Questions and Answers
Q: Where are the kidneys located in vertebrates?
A: The kidneys are located in the abdomen.
Q: What is the shape of the kidneys?
A: The kidneys are shaped like beans.
Q: What is the function of the kidneys?
A: The function of the kidneys is to regulate the amount of water and salts in the blood and to make urine for removal from the body.
Q: What is the meaning of the adjective "renal"?
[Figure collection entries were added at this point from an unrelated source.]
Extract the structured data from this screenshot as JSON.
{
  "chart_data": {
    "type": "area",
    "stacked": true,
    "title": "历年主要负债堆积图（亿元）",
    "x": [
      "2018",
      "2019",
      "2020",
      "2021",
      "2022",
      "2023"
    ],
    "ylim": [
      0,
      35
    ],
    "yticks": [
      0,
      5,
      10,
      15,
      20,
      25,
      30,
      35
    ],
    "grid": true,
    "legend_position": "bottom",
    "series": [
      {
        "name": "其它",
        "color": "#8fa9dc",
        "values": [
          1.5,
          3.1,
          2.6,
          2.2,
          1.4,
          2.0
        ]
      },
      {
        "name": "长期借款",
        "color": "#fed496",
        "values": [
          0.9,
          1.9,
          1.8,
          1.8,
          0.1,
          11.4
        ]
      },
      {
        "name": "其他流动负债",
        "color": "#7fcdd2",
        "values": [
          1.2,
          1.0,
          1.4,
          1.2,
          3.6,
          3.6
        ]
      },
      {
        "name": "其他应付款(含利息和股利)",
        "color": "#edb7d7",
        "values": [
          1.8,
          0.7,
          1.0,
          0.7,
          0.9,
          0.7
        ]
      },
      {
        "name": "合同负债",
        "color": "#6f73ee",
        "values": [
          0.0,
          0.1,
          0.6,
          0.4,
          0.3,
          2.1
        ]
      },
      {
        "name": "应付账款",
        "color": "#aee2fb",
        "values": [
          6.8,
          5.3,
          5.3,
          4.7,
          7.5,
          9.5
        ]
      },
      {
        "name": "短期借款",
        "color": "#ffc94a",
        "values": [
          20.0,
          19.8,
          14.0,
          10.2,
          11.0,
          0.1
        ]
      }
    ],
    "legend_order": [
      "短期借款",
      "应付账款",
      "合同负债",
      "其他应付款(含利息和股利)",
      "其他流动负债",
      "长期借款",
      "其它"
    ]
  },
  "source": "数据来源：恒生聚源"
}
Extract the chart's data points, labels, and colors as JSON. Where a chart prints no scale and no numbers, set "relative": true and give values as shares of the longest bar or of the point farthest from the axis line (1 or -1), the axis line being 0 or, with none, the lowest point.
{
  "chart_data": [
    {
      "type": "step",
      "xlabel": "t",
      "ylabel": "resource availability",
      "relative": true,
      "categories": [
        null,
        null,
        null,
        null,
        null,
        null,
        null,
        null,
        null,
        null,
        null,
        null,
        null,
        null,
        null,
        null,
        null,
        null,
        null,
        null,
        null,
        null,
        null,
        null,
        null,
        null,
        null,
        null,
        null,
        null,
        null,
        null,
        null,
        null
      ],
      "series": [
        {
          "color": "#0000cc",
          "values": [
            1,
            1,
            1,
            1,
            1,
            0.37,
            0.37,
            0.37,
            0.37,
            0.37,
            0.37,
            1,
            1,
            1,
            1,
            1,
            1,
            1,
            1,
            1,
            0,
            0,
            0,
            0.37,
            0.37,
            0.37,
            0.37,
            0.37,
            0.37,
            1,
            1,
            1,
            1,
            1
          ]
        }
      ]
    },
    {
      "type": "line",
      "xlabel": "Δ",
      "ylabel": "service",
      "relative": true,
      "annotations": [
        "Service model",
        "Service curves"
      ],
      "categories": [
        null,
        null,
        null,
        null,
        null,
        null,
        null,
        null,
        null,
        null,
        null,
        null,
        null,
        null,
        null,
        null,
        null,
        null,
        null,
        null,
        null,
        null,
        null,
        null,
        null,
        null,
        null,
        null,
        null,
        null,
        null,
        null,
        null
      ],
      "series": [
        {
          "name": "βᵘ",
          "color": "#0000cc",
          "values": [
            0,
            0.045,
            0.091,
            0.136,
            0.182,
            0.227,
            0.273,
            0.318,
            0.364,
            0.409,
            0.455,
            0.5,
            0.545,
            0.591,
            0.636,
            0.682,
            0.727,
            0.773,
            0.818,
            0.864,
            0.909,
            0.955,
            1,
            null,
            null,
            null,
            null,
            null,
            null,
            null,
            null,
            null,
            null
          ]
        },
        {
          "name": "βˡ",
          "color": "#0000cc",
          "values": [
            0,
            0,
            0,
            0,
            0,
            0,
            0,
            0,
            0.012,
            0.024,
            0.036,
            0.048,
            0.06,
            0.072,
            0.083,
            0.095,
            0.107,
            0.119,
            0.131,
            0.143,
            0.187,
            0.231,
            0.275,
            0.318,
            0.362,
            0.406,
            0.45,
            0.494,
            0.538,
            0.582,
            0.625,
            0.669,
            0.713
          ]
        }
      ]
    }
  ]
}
A: The meaning of the adjective "renal" is related to the kidneys.
Q: What is renal failure?
A: Renal failure is when the kidneys are sick and do not work.
Q: What is the meaning of the prefix "nephro-" in medical terms?
A: The meaning of the prefix "nephro-" in medical terms is related to the kidneys.
Q: What is a nephrologist?
A: A nephrologist is a specialist who studies kidneys.